Kıbrıs’ın kaderi, 20. yüzyılın ortasında yazılırken; bir avuç inançlı yürek, tarihin akışını değiştirecek bir kararı hayata geçirdi. O karar, 1 Ağustos 1958’de Türk Mukavemet Teşkilatı (TMT) adıyla vücut buldu. Bu teşkilat, yalnızca bir savunma örgütü değil, bir halkın varoluş mücadelesinin simgesiydi.
Rumların silahlı örgütü EOKA’nın hedefinde yok edilmek istenen bir millet vardı: Kıbrıs Türkleri…
Evlerinden koparılan, köyleri yakılan, çocukları yetim, kadınları dul bırakılan bir toplum… Her kurşun, sadece bir canı değil, bir halkın onurunu hedef alıyordu. Ve işte o anda, TMT devreye girdi — sessizliğin içinden doğan bir haykırış gibi…
TMT; korkuya karşı cesaretin, teslimiyete karşı direnişin adıdır. Her üyesi, adını tarihe kanla değil, kararlılıkla yazdı. Silahları belki sınırlıydı ama inançları sonsuzdu.

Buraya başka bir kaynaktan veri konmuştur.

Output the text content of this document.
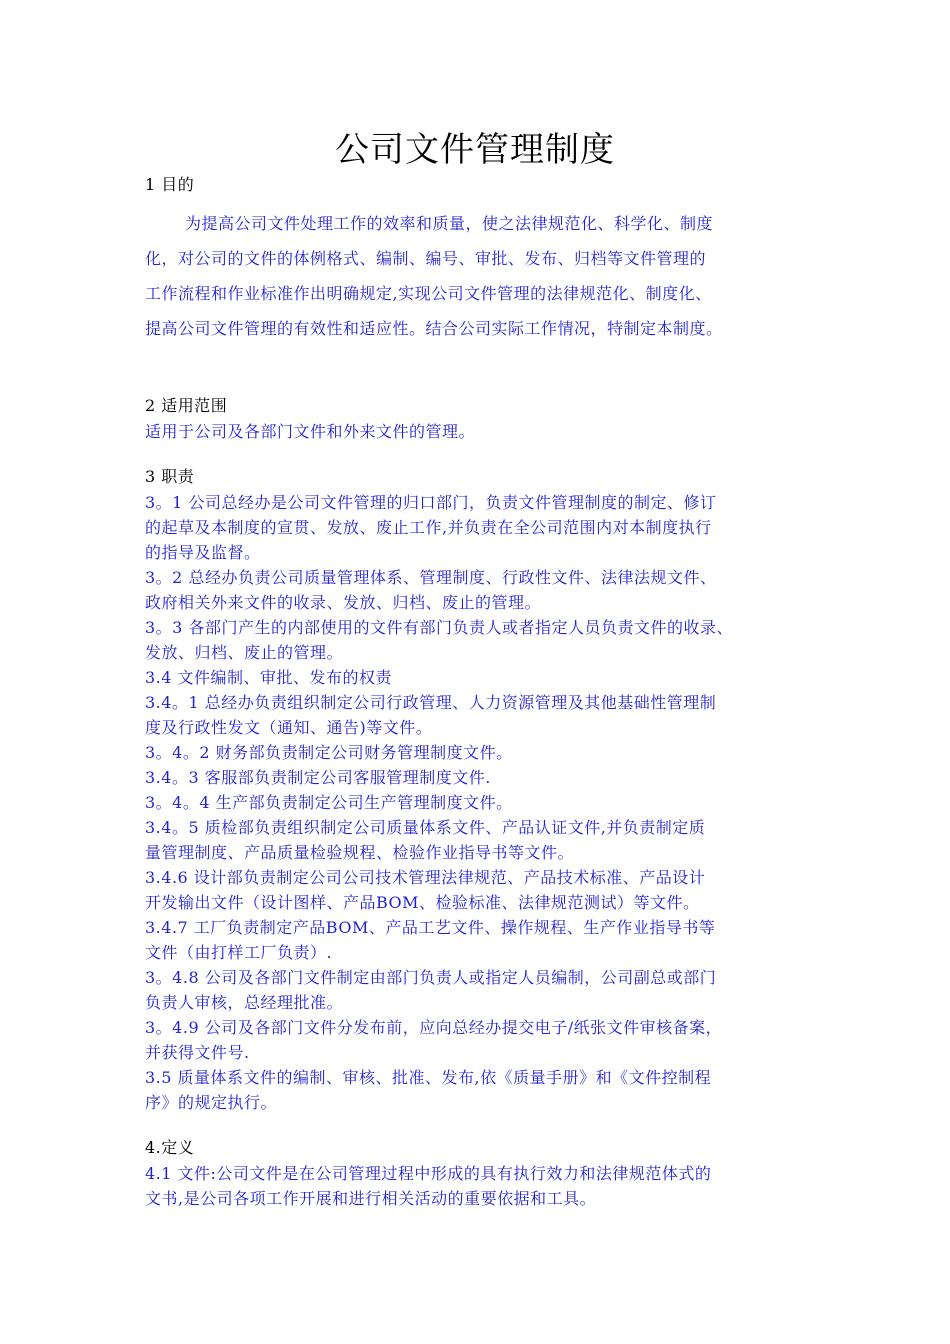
公司文件管理制度
1 目的
为提高公司文件处理工作的效率和质量，使之法律规范化、科学化、制度
化，对公司的文件的体例格式、编制、编号、审批、发布、归档等文件管理的
工作流程和作业标准作出明确规定,实现公司文件管理的法律规范化、制度化、
提高公司文件管理的有效性和适应性。结合公司实际工作情况，特制定本制度。
2 适用范围
适用于公司及各部门文件和外来文件的管理。
3 职责
3。1 公司总经办是公司文件管理的归口部门，负责文件管理制度的制定、修订
的起草及本制度的宣贯、发放、废止工作,并负责在全公司范围内对本制度执行
的指导及监督。
3。2 总经办负责公司质量管理体系、管理制度、行政性文件、法律法规文件、
政府相关外来文件的收录、发放、归档、废止的管理。
3。3 各部门产生的内部使用的文件有部门负责人或者指定人员负责文件的收录、
发放、归档、废止的管理。
3.4 文件编制、审批、发布的权责
3.4。1 总经办负责组织制定公司行政管理、人力资源管理及其他基础性管理制
度及行政性发文（通知、通告)等文件。
3。4。2 财务部负责制定公司财务管理制度文件。
3.4。3 客服部负责制定公司客服管理制度文件.
3。4。4 生产部负责制定公司生产管理制度文件。
3.4。5 质检部负责组织制定公司质量体系文件、产品认证文件,并负责制定质
量管理制度、产品质量检验规程、检验作业指导书等文件。
3.4.6 设计部负责制定公司公司技术管理法律规范、产品技术标准、产品设计
开发输出文件（设计图样、产品BOM、检验标准、法律规范测试）等文件。
3.4.7 工厂负责制定产品BOM、产品工艺文件、操作规程、生产作业指导书等
文件（由打样工厂负责）.
3。4.8 公司及各部门文件制定由部门负责人或指定人员编制，公司副总或部门
负责人审核，总经理批准。
3。4.9 公司及各部门文件分发布前，应向总经办提交电子/纸张文件审核备案，
并获得文件号.
3.5 质量体系文件的编制、审核、批准、发布,依《质量手册》和《文件控制程
序》的规定执行。
4.定义
4.1 文件:公司文件是在公司管理过程中形成的具有执行效力和法律规范体式的
文书,是公司各项工作开展和进行相关活动的重要依据和工具。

Onlar, bir halkın toprağa ve kimliğe olan sadakatini savundu. Dağlarda iz bırakmadan yürüdüler, şehirlerde gölge gibi dolaştılar, her saldırıya karşı bir duvar gibi durdular.
TMT’nin mücadelesi, yalnızca fiziksel bir savunma değil; kültürel, ulusal ve manevi bir kalkandır. O mücadele sayesinde Kıbrıs Türk halkı yok olmadı, silinmedi, sindirilmedi. Ve bugün, KKTC bayrağı göklerde dalgalanıyorsa, bunda en büyük pay o isimsiz kahramanlarındır.
1 Ağustos, sadece bir tarih değil; Türk Mukavemet Teşkilatı’nın sarsılmaz direniş ruhunun doğum günüdür. Her yıl bu gün, geçmişteki fedakârlıkları hatırlamak, bugünkü özgürlüğün kıymetini bilmek için bir fırsattır. Çünkü TMT’nin attığı her adımda bir çocuğun gülüşü, bir annenin duası, bir halkın umudu saklıdır.
Onlar savaşı değil, barışı korumak için savaştılar.
Onlar kin değil, onur taşıdılar omuzlarında.
Ve biz, onların emanetiyle dimdik ayaktayız.
TMT’ye selam olsun. 1 Ağustos ruhu hiç sönmesin.